Questo documentario , tratto dal libro omonimo di Christopher Hitchens, non è mai stato distribuito in Italia. Ci asterremo da commenti sulla questione, purtroppo pleonastici, ma non ne risparmieremo di entusiasti per questo gioiello che è attuale, nonostante noi lo vediamo con un ritardo di oltre dieci anni. Una piccola consolazione: abbiamo potuto godere dell’introduzione dell’autore e della sua cortesia nel rispondere ad alcune domande del pubblico, nel tempo – poco, purtroppo – che separava questa proiezione da quella successiva, nella stessa sala. Non appena cominciamo a contemplare le facce degli intervistati, a guardare le immagini di repertorio e ascoltare attentamente la voce narrante, siamo catturati dallo stile di quei documentaristi che denunciano ma che non vogliono passare sotto i riflettori, come invece ama fare Michael Moore o lo stesso Hitchens. Solo un diverso modo di lavorare, né migliore né peggiore, poiché lo scopo di contro-informare ha basi egualmente solide, ricerche accurate e la capacità di drammatizzare il materiale a disposizione per non mortificarlo in una mera sequenza di date. Lo stesso meccanismo che ci faceva pendere dalle labbra di Errol Morris, per esempio, in The fog of war: il personaggio inquisito era McNamara, ma la cultura della ragion di stato a ogni costo è la stessa che permea ogni atomo del nostro protagonista.
Henry Kissinger è stato tra i responsabili più noti della politica estera statunitense: braccio destro del presidente Nixon, dobbiamo soprattutto a lui alcuni sviluppi ancor più tragici della guerra in Vietnam, come il bombardamento dimostrativo della Cambogia; dobbiamo anche ringraziarlo per il golpe cileno dell’11 settembre 1973, la cui data coincide tristemente con quell’11 settembre più noto alla maggior parte di noi. E anche in questa seconda circostanza Kissinger avrebbe potuto giocare un ruolo cruciale, non fosse stato per il documentario di Jarecki. L’ex segretario di stato, infatti, era stato nominato da Bush nella commissione per indagare sugli attentati terroristici, proprio lui che intrattiene affari nei paesi arabi, ma il regista è riuscito a contattare le associazioni delle famiglie delle vittime e a mostrare loro il suo lavoro, scatenando una protesta e impedendo la nomina del vecchio politico. Un’azione politica, un risultato tangibile: una di quelle volte in cui il cinema riesce a influenzare positivamente il suo pubblico, a metterlo in guardia contro qualcosa che può non conoscere, soprattutto in un paese così bravo a vendere un’immagine di sé tanto orgogliosa ed edulcorata quanto falsa.

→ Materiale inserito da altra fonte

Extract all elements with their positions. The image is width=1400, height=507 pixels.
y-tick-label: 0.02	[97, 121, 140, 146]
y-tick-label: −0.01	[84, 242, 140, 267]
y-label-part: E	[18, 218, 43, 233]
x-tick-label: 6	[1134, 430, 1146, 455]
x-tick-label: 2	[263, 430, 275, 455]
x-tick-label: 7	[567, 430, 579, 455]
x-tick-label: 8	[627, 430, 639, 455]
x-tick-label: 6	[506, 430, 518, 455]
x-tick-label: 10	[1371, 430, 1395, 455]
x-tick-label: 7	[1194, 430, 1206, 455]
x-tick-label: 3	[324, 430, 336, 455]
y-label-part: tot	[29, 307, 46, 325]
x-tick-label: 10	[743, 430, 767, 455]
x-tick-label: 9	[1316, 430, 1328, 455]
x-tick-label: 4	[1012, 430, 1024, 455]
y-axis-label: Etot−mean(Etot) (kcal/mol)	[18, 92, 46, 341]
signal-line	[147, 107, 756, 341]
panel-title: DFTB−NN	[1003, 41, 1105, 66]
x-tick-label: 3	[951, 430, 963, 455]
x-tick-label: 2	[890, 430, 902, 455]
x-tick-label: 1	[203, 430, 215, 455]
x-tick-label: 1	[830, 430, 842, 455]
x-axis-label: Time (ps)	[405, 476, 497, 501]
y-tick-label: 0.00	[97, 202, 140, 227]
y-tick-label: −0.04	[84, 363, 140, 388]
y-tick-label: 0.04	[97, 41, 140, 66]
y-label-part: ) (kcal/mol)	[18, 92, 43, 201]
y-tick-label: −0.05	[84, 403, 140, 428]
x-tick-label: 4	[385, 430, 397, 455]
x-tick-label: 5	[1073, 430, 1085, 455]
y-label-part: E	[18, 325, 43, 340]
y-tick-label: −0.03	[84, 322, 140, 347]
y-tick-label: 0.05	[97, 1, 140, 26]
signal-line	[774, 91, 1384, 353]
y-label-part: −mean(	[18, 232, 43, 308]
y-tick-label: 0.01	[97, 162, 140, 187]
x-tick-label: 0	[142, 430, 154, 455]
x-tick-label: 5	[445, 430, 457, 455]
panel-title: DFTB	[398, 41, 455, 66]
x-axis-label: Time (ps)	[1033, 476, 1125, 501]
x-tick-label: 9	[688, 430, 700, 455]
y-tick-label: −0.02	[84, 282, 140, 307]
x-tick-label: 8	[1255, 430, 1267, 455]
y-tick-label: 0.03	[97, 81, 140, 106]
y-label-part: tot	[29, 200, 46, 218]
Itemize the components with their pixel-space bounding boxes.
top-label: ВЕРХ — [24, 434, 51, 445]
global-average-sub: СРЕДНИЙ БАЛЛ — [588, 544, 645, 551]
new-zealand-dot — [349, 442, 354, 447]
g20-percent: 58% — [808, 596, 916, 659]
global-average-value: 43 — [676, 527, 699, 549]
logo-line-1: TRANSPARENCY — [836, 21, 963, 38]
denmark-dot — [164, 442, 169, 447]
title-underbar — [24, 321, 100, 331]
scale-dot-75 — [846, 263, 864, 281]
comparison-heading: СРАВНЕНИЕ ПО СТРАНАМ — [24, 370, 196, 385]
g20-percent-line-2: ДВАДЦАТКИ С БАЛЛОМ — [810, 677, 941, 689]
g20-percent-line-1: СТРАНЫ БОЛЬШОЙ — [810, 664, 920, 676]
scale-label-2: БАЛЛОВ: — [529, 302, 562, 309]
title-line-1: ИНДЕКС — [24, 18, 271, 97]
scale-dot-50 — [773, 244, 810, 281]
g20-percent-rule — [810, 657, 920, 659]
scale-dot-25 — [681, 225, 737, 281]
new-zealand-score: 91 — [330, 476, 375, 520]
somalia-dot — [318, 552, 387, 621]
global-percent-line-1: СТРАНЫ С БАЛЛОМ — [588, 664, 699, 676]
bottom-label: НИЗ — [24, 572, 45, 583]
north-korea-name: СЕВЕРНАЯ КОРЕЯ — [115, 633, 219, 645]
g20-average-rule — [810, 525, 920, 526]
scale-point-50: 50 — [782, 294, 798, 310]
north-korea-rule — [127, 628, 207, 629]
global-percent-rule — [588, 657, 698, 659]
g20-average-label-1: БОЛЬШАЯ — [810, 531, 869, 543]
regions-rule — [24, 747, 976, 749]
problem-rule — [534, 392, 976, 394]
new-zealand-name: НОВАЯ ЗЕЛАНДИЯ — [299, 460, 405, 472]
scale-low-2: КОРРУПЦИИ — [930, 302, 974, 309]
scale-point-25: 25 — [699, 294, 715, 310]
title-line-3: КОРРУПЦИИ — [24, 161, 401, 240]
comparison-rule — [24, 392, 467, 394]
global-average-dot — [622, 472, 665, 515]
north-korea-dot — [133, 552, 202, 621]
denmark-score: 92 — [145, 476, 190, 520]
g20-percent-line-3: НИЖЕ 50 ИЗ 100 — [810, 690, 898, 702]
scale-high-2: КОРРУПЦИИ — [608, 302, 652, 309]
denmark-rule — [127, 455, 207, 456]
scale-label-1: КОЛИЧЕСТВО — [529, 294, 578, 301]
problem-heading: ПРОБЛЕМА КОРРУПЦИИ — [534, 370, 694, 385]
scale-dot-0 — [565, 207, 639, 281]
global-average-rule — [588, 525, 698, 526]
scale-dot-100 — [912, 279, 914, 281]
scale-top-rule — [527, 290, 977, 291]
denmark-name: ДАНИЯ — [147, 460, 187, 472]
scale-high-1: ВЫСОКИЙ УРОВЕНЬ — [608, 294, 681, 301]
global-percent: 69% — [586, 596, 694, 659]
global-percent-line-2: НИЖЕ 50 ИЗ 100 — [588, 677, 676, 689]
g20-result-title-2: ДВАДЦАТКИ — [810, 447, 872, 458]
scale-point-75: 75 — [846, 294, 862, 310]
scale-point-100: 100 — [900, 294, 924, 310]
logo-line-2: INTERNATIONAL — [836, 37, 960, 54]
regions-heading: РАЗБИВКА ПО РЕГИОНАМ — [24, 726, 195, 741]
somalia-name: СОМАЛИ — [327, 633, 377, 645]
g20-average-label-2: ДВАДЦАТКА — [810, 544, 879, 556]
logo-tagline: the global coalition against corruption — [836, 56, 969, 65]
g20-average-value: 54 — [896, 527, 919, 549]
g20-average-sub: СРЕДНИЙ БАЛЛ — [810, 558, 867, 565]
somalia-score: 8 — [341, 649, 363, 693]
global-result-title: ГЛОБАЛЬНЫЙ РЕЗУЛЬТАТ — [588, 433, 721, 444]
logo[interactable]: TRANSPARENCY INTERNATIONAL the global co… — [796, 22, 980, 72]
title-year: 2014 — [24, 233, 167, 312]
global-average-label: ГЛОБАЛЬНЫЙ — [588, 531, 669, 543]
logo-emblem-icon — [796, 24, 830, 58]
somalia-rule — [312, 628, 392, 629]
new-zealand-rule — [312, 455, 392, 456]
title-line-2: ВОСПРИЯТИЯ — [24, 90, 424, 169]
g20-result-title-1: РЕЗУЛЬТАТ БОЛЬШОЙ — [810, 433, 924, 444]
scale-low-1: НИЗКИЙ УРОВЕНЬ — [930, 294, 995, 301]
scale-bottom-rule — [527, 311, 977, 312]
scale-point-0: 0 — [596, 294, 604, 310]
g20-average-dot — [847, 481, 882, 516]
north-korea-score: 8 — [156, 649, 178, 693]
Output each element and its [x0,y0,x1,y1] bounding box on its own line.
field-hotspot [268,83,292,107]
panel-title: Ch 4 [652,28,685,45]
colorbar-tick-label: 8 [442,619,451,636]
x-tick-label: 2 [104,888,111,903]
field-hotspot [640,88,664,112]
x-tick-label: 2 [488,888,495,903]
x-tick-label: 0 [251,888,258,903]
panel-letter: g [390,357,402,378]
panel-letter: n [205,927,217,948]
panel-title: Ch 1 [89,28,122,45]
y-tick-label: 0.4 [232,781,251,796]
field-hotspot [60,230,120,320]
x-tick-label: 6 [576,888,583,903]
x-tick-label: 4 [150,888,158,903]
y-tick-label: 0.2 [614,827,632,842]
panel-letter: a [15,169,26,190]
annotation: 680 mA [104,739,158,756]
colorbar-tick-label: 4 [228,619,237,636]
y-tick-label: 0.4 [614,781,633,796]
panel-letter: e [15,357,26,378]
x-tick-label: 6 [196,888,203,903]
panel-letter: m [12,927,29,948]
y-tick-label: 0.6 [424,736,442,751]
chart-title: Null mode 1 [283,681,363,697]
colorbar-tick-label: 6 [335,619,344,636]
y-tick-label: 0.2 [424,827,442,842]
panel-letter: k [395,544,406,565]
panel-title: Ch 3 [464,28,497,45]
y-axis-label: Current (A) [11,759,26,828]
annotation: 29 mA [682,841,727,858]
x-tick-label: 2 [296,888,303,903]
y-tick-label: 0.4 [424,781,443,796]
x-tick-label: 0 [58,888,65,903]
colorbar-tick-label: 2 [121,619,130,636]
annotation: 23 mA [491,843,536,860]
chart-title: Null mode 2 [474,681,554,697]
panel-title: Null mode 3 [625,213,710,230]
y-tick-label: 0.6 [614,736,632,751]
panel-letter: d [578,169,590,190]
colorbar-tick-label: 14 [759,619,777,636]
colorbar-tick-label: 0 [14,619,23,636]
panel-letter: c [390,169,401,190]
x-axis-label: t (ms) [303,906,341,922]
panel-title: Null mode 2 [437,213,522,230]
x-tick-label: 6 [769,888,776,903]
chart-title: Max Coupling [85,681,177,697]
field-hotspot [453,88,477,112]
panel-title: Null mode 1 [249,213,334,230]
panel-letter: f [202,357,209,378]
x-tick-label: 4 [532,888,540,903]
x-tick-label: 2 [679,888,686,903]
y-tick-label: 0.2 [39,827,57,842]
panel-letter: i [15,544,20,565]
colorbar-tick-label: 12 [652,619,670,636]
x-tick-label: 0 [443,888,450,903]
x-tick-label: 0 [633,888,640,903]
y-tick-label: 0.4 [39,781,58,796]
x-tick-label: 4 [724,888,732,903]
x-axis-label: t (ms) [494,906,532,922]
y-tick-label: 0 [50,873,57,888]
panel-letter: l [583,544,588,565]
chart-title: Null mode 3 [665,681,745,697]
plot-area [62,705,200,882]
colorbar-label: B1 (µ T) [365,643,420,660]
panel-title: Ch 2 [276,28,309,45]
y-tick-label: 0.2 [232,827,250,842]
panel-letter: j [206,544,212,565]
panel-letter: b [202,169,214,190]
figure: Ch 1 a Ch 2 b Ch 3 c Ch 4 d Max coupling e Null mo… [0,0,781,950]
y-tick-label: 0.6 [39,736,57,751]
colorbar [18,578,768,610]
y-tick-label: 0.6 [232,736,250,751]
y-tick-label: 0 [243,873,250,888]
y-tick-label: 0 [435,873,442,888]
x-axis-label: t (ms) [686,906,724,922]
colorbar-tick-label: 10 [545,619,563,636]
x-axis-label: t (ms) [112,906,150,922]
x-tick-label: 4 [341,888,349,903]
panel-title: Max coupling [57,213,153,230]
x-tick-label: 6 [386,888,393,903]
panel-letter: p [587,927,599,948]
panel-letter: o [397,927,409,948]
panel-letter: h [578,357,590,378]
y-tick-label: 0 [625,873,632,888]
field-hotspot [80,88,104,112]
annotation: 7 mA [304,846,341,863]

Quando qualcuno tra il pubblico, forse un giornalista, gli chiede se è al corrente dei rapporti tra Nixon, Kissinger e alcuni politici italiani, come Napolitano e Andreotti, Eugene Jarecki umilmente risponde che non è abbastanza informato sull’argomento. Ma aggiunge che conosce meglio la relazione tra il fu governo Berlusconi e l’America, all’epoca rappresentata dal degno compare Bush. Berlusconi, ha detto Jarecki, si è spesso detto amico degli Stati Uniti e Bush non ha mai declinato il complimento, contribuendo ad affossare la già compromessa reputazione del Paese agli occhi del mondo. Se un politico che controlla i media e il governo contemporaneamente è un caro amico della “democrazia” più potente al mondo, allora un cittadino americano dovrebbe porsi qualche domanda sul reale stato di salute della repubblica in cui vive. Jarecki ha anche notato che l’americano medio è immerso nell’illusione che il governo abbia una sua moralità, mentre i cittadini italiani sono molto più critici e disillusi nei confronti dei propri governanti. La domanda più dolorosa e scontata che possiamo porci, dunque, è questa: perché eleggiamo sempre gli stessi uomini, se siamo più coinvolti degli americani nel dibattito politico? Perché commettiamo sempre gli stessi errori? E perché, quando ci sembra che un nuovo decente stia avanzando, non è che una caricatura di un passato dittatoriale? Siamo stupidi o siamo solo un po’ ignoranti (nel senso etimologico del termine,a partire dalla scuola elementare), o non mediaticamente alfabetizzati?